Садовник что-то бормочет монотонно: то ли заклинания, как старухи в деревне, когда сажают дерево, то ли молитву. Работает и бормочет, бормочет.
Ты тоже говорил и говорил без остановки, словно после долгих лет молчания нашел благодарного слушателя, которого искренне интересует вся твоя жизнь; ты рассказывал о своем крестном отце, о колючих его усах, о шубе, такой огромной и тяжелой, что она начинала куриться, когда зимой он входил в ней в теплое помещение, и черные завитки на овчине, отпотевая, влажно блестели. Ты рассказывал об университете, о первых заграничных поездках – и об Ангеле, о том, как ты с ней познакомился, как постепенно тускнел ее блеск в годы войны, как отдалялась она от настоящей жизни, цепляясь за умерших и не видя живых. Я смотрела на тебя, смотрела – и молчала. Рядом с тобой я была бессловесной и беззащитной, как пес, что бежит рядом по улице, смотрит тебе в лицо, скулит, а ты никак не поймешь, чего он хочет. Своим молчанием я ведь тоже пыталась тебе сказать, что за спиной у меня слишком много темного и страшного; я хотела, чтобы ты не давал мне оглядываться: стоит мне оглянуться, и я опять потону в этом мраке. «Ты просто ревнуешь к ней», – заявил ты сердито; когда ты рассказал, как водил Ангелу в приют, потому что ночью ударил мороз и нельзя было отпустить ее одну в гололед, – я сжала рот и оттолкнула тарелку. У тебя на все был этот ответ: «Ревнуешь!»; иногда ты по полчаса пытался убедить меня в том, что у меня нет никаких оснований для ревности, что между вами уже давно нет ничего такого, что могло бы как-то ущемить или обидеть меня – я лишь молчала умоляюще и беспомощно, не в силах сказать тебе, что, если вас объединяет хоть что-то: будь то Петер или счет за квартиру, за электричество, я все равно не могу, не хочу терпеть это.

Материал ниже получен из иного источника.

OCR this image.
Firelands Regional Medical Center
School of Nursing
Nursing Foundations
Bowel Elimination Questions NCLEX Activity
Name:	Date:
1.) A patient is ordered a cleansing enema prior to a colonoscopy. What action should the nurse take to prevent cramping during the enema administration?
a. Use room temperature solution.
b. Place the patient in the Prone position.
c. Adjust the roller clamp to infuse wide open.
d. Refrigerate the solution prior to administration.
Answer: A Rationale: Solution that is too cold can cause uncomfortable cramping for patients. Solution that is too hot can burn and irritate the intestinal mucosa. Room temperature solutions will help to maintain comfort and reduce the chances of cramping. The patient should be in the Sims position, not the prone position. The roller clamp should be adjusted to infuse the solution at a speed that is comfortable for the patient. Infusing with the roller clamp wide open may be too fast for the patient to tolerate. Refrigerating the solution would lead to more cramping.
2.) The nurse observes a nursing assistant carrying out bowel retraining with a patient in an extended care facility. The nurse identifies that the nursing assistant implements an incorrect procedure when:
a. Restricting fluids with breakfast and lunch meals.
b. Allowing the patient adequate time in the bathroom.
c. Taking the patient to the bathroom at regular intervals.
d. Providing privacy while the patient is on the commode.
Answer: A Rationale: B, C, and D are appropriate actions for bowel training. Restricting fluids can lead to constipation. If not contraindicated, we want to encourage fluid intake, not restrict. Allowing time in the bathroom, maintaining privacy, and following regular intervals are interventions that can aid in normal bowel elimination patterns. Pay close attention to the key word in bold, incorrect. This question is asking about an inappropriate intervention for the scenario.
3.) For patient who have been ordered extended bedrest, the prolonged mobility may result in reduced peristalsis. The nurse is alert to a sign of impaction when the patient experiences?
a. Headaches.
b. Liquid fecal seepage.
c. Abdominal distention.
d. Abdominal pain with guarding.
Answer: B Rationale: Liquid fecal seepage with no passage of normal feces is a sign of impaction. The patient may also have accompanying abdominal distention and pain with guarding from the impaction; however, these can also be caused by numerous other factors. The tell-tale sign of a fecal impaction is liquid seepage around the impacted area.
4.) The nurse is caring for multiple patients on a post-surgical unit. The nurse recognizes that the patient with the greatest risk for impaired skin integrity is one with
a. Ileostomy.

Догадайся, говорила я тебе глазами, дикими срывами я утомительной, изматывающей и тебя и меня придирчивостью, – догадайся, ведь ты любишь меня, – догадайся, что есть нечто, чего я не могу, не способна тебе рассказать; тебе самому нужно восстановить и домик на Дамбе, хотя ты его никогда не видел и не увидишь, и Амбруша, и кухню Карасихи, и поцелуи Белы, и все-все остальное; ты сам должен понять, как я ненавижу Ангелу и за что ненавижу. Если я могла держать себя в руках, я лишь напевала, когда ты рассказывал, как провел день, – напевала и думала про себя, что для меня ты навсегда осквернен, и ненавидела себя за то, что люблю тебя, и ненавидела вас обоих: Ангелу за то, что она живет на свете, тебя за то, что ты берешь ее за руку, подаешь ей пальто, желаешь спокойной ночи.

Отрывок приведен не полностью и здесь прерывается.